Entry 175-3
Bass Fishing with Greg Hackney
Editor’s Note: In August 2006, Greg Hackney of Gonzales, Louisiana, placed 2nd in the 4-Day Bassmaster Legends tournament, held on the Arkansas River near Little Rock, Arkansas, and won $36,000. In the hot weather with tough fishing, many of the top anglers had days when they didn’t even bring in one weighable fish. But Hackney, who has really been hot on the circuit this year, earning more than $200,000, has hot-weather fishing secrets, which he’ll share this week.
Part 3: How and Why to Give Up a Goody
I changed from the crankbait to plastics in the Legends Tournament because the color dictated that the plastics were better grass baits than the crankbaits. I looked for grass in the places we fished, and I knew crankbaits wouldn’t work in grass. I fished only vegetation when we moved into the holes. There were also plenty of boat docks that were low to the water where I couldn’t cast the crankbait. But I could skip the 3X Finesse Worm up under those docks and fish areas the crankbait couldn’t reach.
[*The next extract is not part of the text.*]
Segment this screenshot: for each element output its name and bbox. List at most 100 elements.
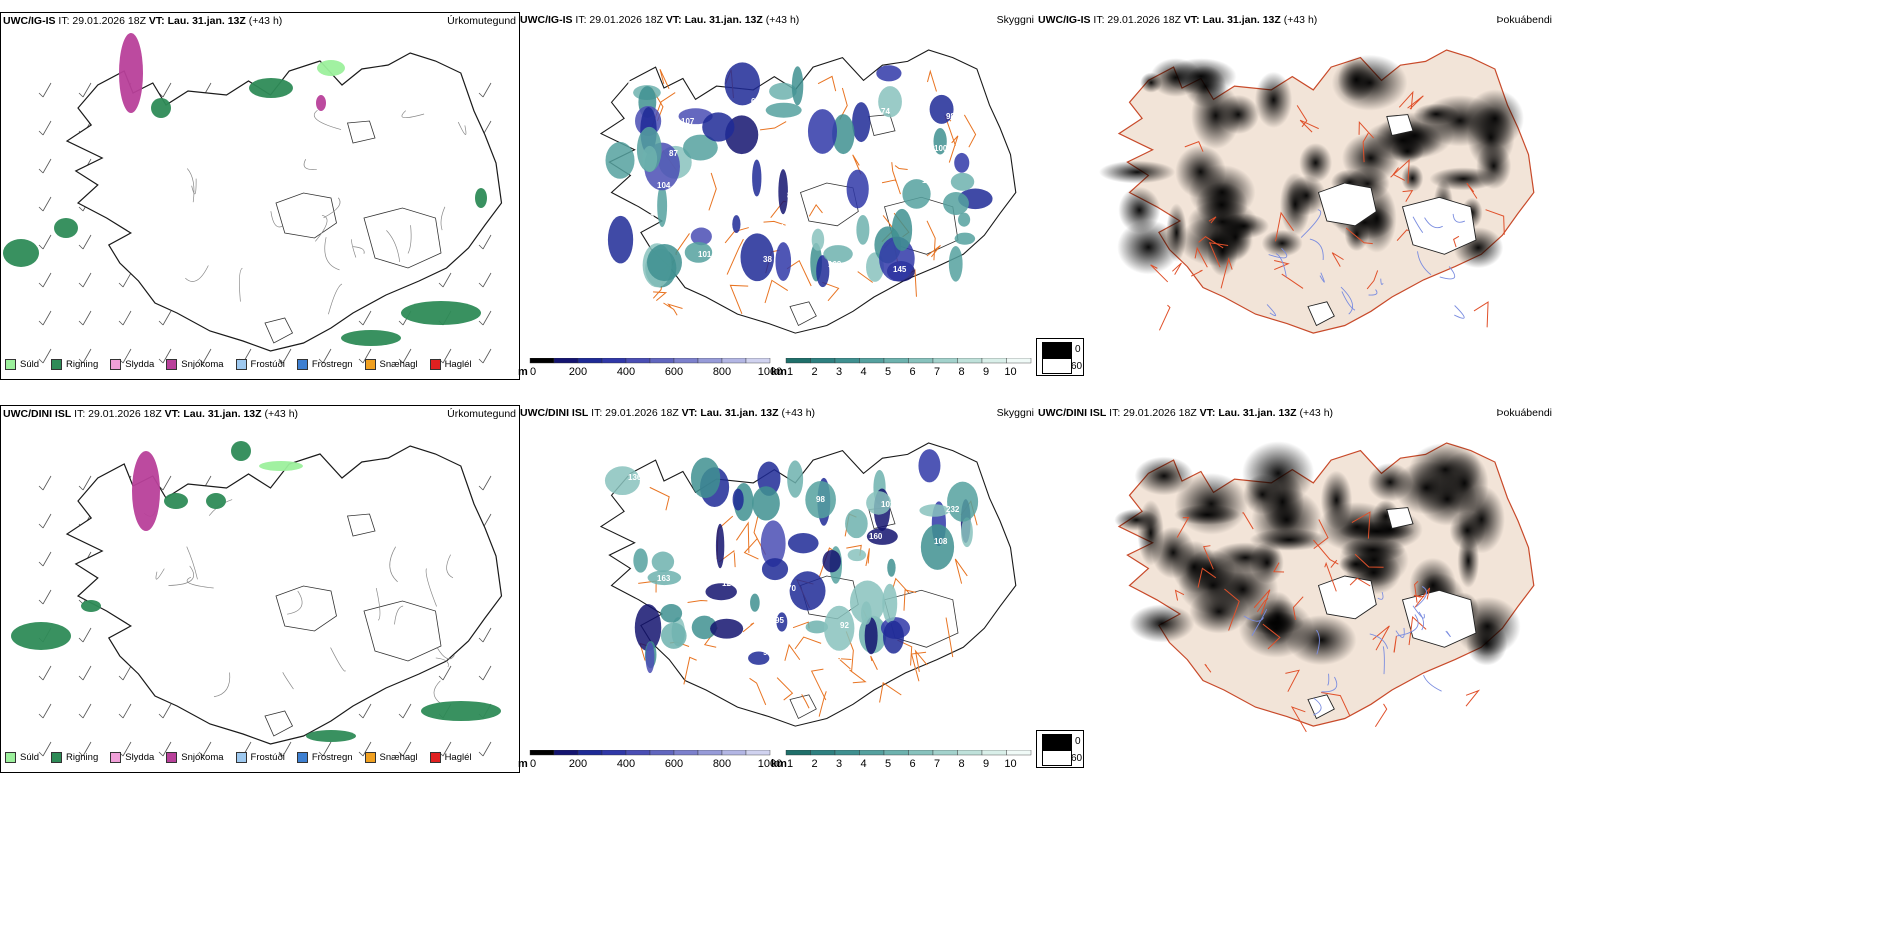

I was flipping the mats of grass with a 1-1/2-ounce tungsten weight and a Strike King soft-plastic tube in green pumpkin.
I’ve often been asked, “How do you skip a finesse worm?” I use a 1/8-ounce skipping head made of true tungsten in front of my finesse worm. Then, I use the 4-inch Strike King 3X Finesse Worm in the green-pumpkin color. I’ve had a lot of success in the last couple of years using this worm and skipping tactic. I’ll fish with 8-pound-test GAMMA Fluorocarbon Line and a 7-foot medium-action Quantum spinning rod.
I’ll get well away from the dock I want to skip under, cast that worm out with a skipping head and skip it just like I will if I’m tossing a flat rock and trying to skip it across a smooth rock. When the skipping head comes in contact with the water, it skips low to the water and goes back up under the dock. I can usually skip a finesse worm 25- or 30-feet back under a dock using this technique.
In this tournament, I’d only have to skip the worm 15 feet, depending on how the boat was positioned and what kind of dock I was skipping under. Most of the time, the bass weren’t too deep under the dock. They’d usually be 1 or 2 feet from the edge of the dock, holding in the shade. The real trick was getting the worm into the shade. I was catching the bass on the fall. After I skipped the worm under the dock, I’d let it free fall to the bottom. If the bass didn’t take the worm on the fall, I’d reel the worm in and skip it again. Most of the fish I was catching weighed 2- to 2-1/2-pounds each. Most of the docks I was skipping under were floating, so I didn’t have any trouble getting the fish out from under the docks.
After the first day of fishing the holes, I was in 4th place with only two keepers. I caught one of my keepers on the finesse worm and the other keeper on the tube. I was fishing the Strike King 4-inch tube in the pumpkin-green color through matted vegetation. I was using a 1-1/2-ounce true tungsten weight on 65-pound-test braided line. Most of the time, the bass took the bait on the initial fall when it fell through the mat. I had to put a lot of pressure on the bass to get them out of the mat, which I could do with a flipping stick.
On the second day of hole fishing, which was the last day of the tournament, I fished the same way I did the first day. By that time, I’d already had experience on each one of the holes, and I moved a lot better. I knew exactly where I wanted to fish, and I didn’t have any wasted motion. I caught three bass on the tube and one bass on the Z Too. I was fishing the Z Too on sand bar ledges with a 3/16-ounce jighead.
The Z Too would fall to the bottom nose first, and then I’d jerk it up off the bottom and let it fall again, much like jerking a spoon. I was fishing the Z Too like it was a dying shad. Not many people fished the Z Too like this, but I’d learned to rig it this way when fishing for speckled trout on the Upper Gulf Coast in Louisiana. I caught one of my key fish fishing the Z Too with a lead-headed jig.
I was also using the Strike King Flats Jighead, a salt-water jighead, like you’d fish a big grub for speckled trout. On the last day, I weighed in an 8-1/2-pound bass. My river-fishing experience and tactics that I’d learned while fishing on the tour came together to allow me fish well on this tournament.